Starting on the back nine Thursday, the team ran off four consecutive birdies to start the round.
"I think it was good for us to get started on the back," Fowler said. "Some years they start us on the front, and this year they started us on the back, which really is our strongest part of this golf course."
Fowler rolled in a 20-foot birdie putt on the 10th hole to start the run.
"When I made that one it kind of jumped us out to a two-stroke lead and made them kind of play a little more catch-up and maybe press a little harder," Fowler said. "But they played excellent golf."
Hoffman and Long trailed by four strokes at the turn despite shooting a 4-under 32. Any hope of a comeback faded with the team's only bogey of the day on the par 4 No. 3 that dropped them five strokes off the pace with six holes to play.
Hoffman and Myers, who had lost a five-stroke lead last year over the final nine holes, as well as a dare bet, were all but running up a white flag with a few holes to go. Hoffman had to climb a tree after last year's tournament as part of her bet, and she was a little more contrite as she stood on the green at No. 7 watching her opponents match her team's par.
"I'll have to wait until she's in a rocking chair to beat her [Myers]," Hoffman said. "It probably won't happen then. She'll just put wheels on it and just keep on swinging."
Hoffman and Long finished with a 66, the second-lowest round of the day, which was a stroke higher than their opening 65.
"They're just two good players," Hoffman said. "We always enjoy playing with them. We play a lot together. There's no doubt about it, we're usually fighting it with them all the time."
The team of Sandy Barclay and Mary Jane Tyler placed third, 10 strokes behind the winners.

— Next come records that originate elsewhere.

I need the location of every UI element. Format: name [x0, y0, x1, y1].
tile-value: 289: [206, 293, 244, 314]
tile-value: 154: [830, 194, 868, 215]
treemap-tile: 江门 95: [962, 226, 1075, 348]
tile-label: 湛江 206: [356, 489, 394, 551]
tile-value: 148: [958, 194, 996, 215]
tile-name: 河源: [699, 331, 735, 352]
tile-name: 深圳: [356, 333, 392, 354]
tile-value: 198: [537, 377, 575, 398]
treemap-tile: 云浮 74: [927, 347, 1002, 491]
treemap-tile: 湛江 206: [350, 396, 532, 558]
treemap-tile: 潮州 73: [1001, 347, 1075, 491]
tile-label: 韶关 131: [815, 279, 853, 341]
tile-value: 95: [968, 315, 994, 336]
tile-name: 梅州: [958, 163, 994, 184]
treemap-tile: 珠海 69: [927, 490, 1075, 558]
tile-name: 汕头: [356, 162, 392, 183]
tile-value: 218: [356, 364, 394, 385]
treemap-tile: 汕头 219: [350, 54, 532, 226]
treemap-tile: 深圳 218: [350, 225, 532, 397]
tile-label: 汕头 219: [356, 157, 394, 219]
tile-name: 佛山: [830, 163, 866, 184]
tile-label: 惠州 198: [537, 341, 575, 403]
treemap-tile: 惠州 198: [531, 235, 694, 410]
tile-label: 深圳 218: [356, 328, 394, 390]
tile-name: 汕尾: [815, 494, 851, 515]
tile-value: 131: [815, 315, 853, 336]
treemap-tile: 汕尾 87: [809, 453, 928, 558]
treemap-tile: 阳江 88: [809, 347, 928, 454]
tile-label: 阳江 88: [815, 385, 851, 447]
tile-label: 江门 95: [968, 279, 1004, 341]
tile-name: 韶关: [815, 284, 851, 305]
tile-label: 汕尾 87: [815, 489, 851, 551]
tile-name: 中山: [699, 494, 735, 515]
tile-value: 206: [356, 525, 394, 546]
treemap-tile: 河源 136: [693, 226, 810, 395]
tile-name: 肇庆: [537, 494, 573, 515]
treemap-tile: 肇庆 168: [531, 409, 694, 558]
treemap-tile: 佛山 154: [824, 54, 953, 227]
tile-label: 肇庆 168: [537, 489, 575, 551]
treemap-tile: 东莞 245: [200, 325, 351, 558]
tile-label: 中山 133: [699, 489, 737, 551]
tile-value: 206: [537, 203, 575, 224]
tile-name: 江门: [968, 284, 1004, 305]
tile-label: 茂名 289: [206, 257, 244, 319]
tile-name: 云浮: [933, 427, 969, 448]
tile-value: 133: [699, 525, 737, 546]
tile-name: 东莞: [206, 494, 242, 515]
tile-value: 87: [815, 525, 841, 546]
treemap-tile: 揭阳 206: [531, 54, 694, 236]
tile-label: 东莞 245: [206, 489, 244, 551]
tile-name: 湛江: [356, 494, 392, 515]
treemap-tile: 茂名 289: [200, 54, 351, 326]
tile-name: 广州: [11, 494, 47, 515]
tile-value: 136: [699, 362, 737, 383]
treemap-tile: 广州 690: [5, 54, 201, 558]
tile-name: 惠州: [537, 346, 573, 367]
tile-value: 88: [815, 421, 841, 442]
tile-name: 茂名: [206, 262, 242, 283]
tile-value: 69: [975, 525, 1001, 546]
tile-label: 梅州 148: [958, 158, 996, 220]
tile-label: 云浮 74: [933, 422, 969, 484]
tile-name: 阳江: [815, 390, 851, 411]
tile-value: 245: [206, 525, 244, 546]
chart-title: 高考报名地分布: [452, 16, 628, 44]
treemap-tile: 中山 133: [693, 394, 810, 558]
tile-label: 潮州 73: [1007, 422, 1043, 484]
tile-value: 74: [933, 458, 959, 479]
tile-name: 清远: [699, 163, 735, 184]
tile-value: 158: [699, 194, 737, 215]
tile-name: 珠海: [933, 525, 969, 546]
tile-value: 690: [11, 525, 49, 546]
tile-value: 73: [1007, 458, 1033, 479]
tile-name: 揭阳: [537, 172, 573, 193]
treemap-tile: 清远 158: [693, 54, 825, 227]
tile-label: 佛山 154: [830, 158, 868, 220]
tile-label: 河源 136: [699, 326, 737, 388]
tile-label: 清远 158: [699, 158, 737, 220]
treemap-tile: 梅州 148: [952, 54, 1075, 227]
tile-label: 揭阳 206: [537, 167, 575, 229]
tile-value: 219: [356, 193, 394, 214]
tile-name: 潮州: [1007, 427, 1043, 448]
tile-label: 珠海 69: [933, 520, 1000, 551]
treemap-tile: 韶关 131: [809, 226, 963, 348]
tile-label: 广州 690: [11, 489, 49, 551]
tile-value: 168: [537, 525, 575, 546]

Fowler and Myers came one stroke short of their goal of a 61, which would have matched their best round in the Lassies Classic.
"We always know we have a good chance if we play our game, play well and make a few putts," Myers said.

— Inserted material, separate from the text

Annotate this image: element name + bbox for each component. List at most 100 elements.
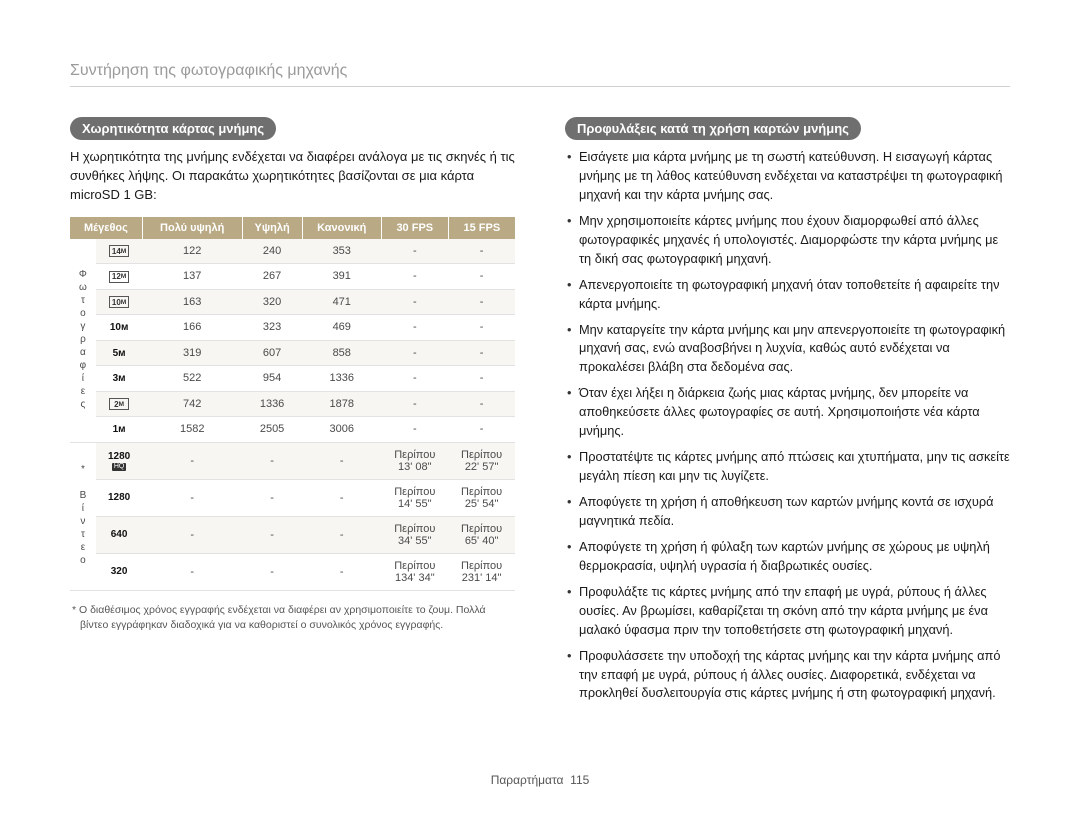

Fowler also knows the team will have a chance if Myers will keep her Slotline Duckhead putter in her bag. Fowler said Myers likes to tinker with the clubs in her bag, which often means opting for a different putter.
"The biggest concern for me is when she comes out with any other putter than the one she putted with today," Fowler said. "The one she putted with today cost her $12 out of a barrel. And she putts, on these greens, better with that than with anything else. And she has them all -- Scotty Cameron ... ."
Myers said her used putter, bought in New Madrid, is no longer available new.
"If you want one, you need to buy in on Ebay," Myers said.
Fowler insists her partner use the putter, but isn't always successful.
"She'll put something else in her bag, and then the next day she'll bring it -- the second day last year and the second day this year. She thinks she can't putt with it on all greens, so she'll tinker around with it."
Myers also switched her irons from the day before.
The partnership is the one constant, and it's not likely to change soon.
"We really enjoy the tournament," Fowler said. "Everyone is so nice to us. We've met so many golfers because of it from all over since we got in the tournament 10 to 11 years ago. We were lucky to get in because it's always so full."
The maximum 96 teams competed in the tournament.
Tournament co-chairman Judi Brey was elated with the event, which was followed by a downpour about an hour after the final groups were finished. The only real nemesis was warm weather.
"The weather was awesome," Brey said. "It was a big concern for today, but we dodged the storms."